Interviste / Mohamed Alì Saleh, “numero 224”: “La mia vita ora è in Italia”

Mohamed Alì Saleh, 31 anni appena e una vita  segnata da avvenimenti e vicissitudini che lo hanno segnato nel corpo e nello spirito, senza però fargli perdere la speranza di continuare a pensare  al suo futuro.

Nato  nel 1988 in una città del Kanem, regione del Ciad, in una famiglia semplice dedita al lavoro nei campi e all’allevamento degli animali, trascorre i suoi primi 18 anni di vita nel suo paese studiando il Corano e aiutando la famiglia nel lavoro.
Il Ciad nel Medioevo fu un crocevia di commerci dei mercanti musulmani divenendo nel 1891 colonia francese. L’indipendenza arrivò nel 1960 ma il Ciad dal 1965 vivrà sanguinose guerre interne fino al 1996 anno della stesura della Costituzione. Dal 1990 è saldamente al potere come presidente Idriss Deby, eletto per la prima volta nel 1990, dopo aver rovesciato il regime dittatoriale di Hissene Habrè.
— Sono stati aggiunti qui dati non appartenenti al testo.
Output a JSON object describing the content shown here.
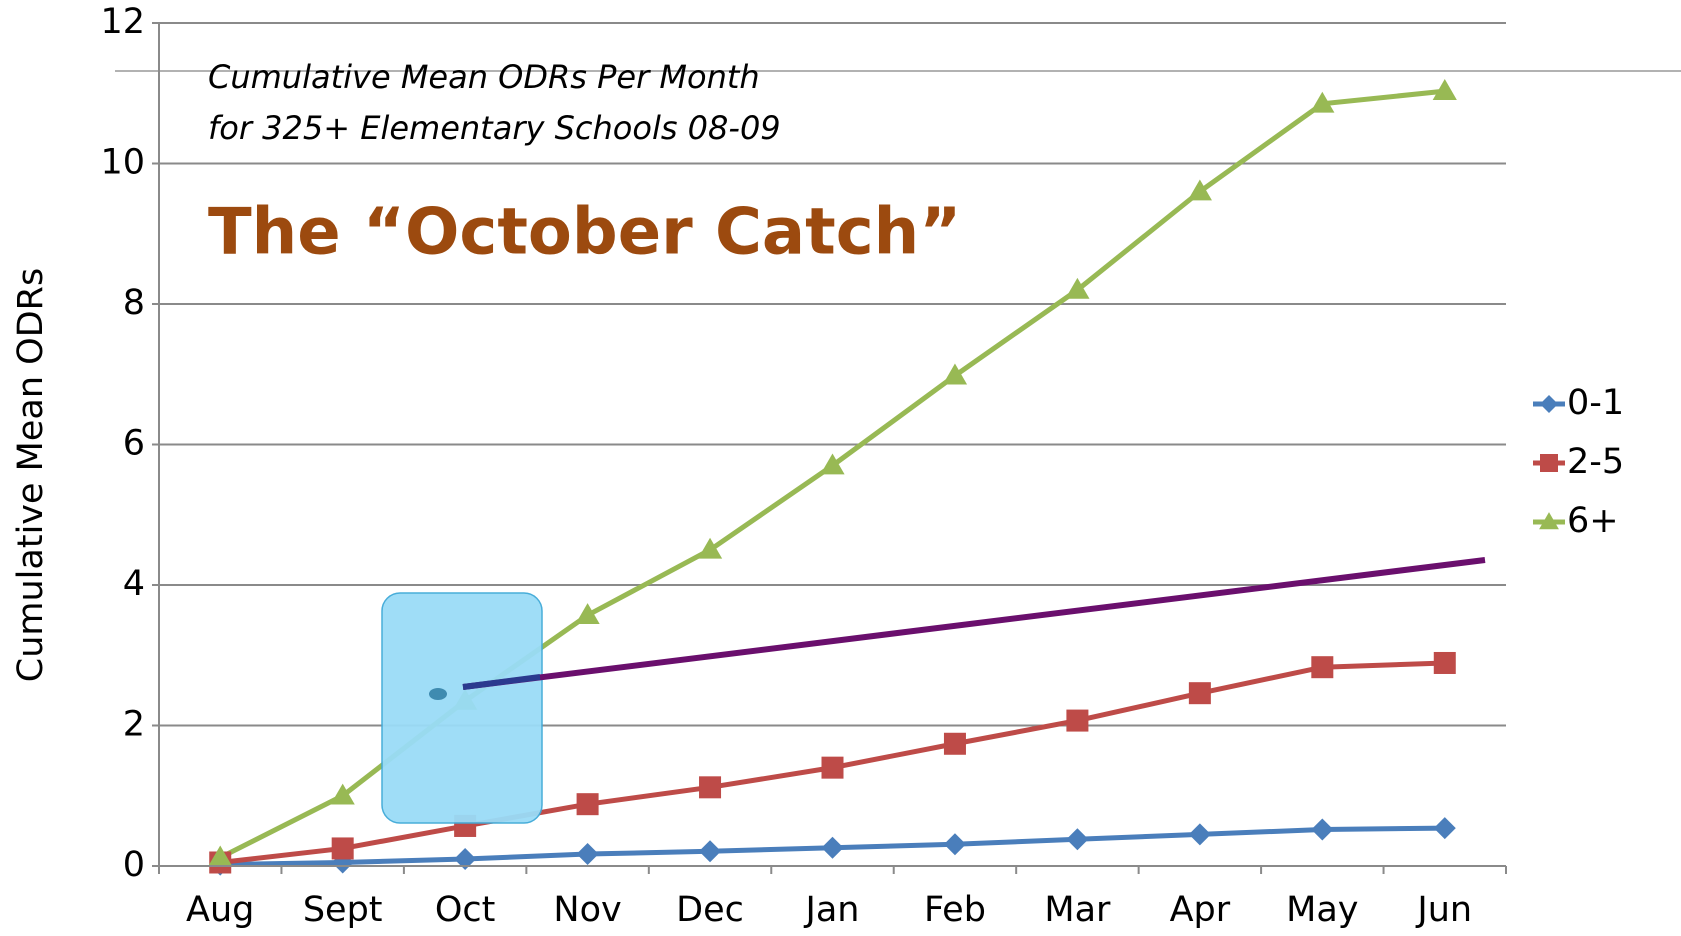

Il Ciad è un paese ricco di risorse naturali, terreni coltivabili e giacimenti di petrolio eppure gran parte della popolazione vive in condizioni di povertà, mancano le scuole, gli ospedali, le infrastrutture e ci sono famiglie che non hanno l’energia elettrica in casa. Tutto questo può sembrare un paradosso viste le risorse.

Proprio a causa della difficile situazione del suo Paese, Mohamed Alì Saleh decide di entrare a far parte del gruppo di ribelli chiamati “UFDD” (Unione forza democrazia e sviluppo) con l’obiettivo di combattere il regime dittatoriale, indire nuove elezioni e stabilire un  governo democratico. Purtroppo i progetti del gruppo si sono infranti nel corso degli avvenimenti politici che hanno sempre più rinsaldato l’attuale regime, e così l’unica strada da percorrere, per coloro che avevano aderito a questo progetto, è stata la fuga.
Mohamed decide di andare in Libia, e in questo Paese per un po’ di tempo si fermerà, facendo saltuari lavori e trovando anche l’amore. Pensare di stabilirsi definitivamente e iniziare un percorso di vita accanto alla persona amata era nei suoi progetti ma, anche questa volta, gli avvenimenti politici gli sono stati avversi col rovesciamento del regime di Gheddafi che lo costringerà alla fuga, una vera odissea che lo porterà a raggiungere con un terribile viaggio in mare le coste dell’Italia.
Da qui in poi la sua giovane vita continua nel nostro Paese e oggi Mohamed Alì Saleh ha iniziato un cammino di speranza e di progetti, ma questo lo abbiamo chiesto direttamente a lui:

Oggi che la tua vita è in Italia, con un lavoro e una prospettiva di vita futura, cosa ricordi della resistenza in Ciad?

Vivo tranquillamente in Italia ora, con un lavoretto e non sono più in pericolo di vita, questa è la cosa più importante. Ma non ho dimenticato il Ciad, la mia famiglia e l’obiettivo dei ribelli, che non è stato ancora raggiunto. Il dittatore è sempre più forte e a me piace essere sempre partecipe del cambiamento, ma questa volta senza armi.

Hai provato a ricominciare in Libia ma non è stato possibile. Saresti rimasto in quel Paese se gli eventi (la caduta di Gheddafi) non fossero precipitati?

Si, sarei rimasto in Libia dove avevo iniziato a creare una famiglia, riorganizzandomi una nuova vita. Senza però dimenticare mai la mia missione con i ribelli in  Ciad.

Prima di arrivare in Italia lo conoscevi questo Paese? Saresti voluto venire qui?

Conoscevo l’Italia come nome ed importanza, ma non conoscevo niente sul come vanno le cose qui. Non avrei mai pensato di sceglierla ma hanno scelto per me i trafficanti. In quel momento avevo altre priorità, salvare la mia vita.

Oggi hai un lavoro ed una stabilità economica, ti piacerebbe formarti una famiglia?

Si, mi piacerebbe creare una famiglia, così da non sentirmi solo come sono ora in Italia.

Potendo farlo, vorresti tornare nel tuo Paese?

Si, la mia seconda mamma è il Ciad, mi piacerebbe tornare solo se non fosse in pericolo la mia vita.

Mohamed Alì Saleh ha voluto raccontare attraverso le pagine di un libro la sua esperienza di ribelle, del suo popolo che soffre e della sua fuga, la vita oggi in Italia. Il titolo è “224 punto zero” numero che rappresenta il suo “nome” all’arrivo in Italia. Da quel momento lui sarà il numero 224!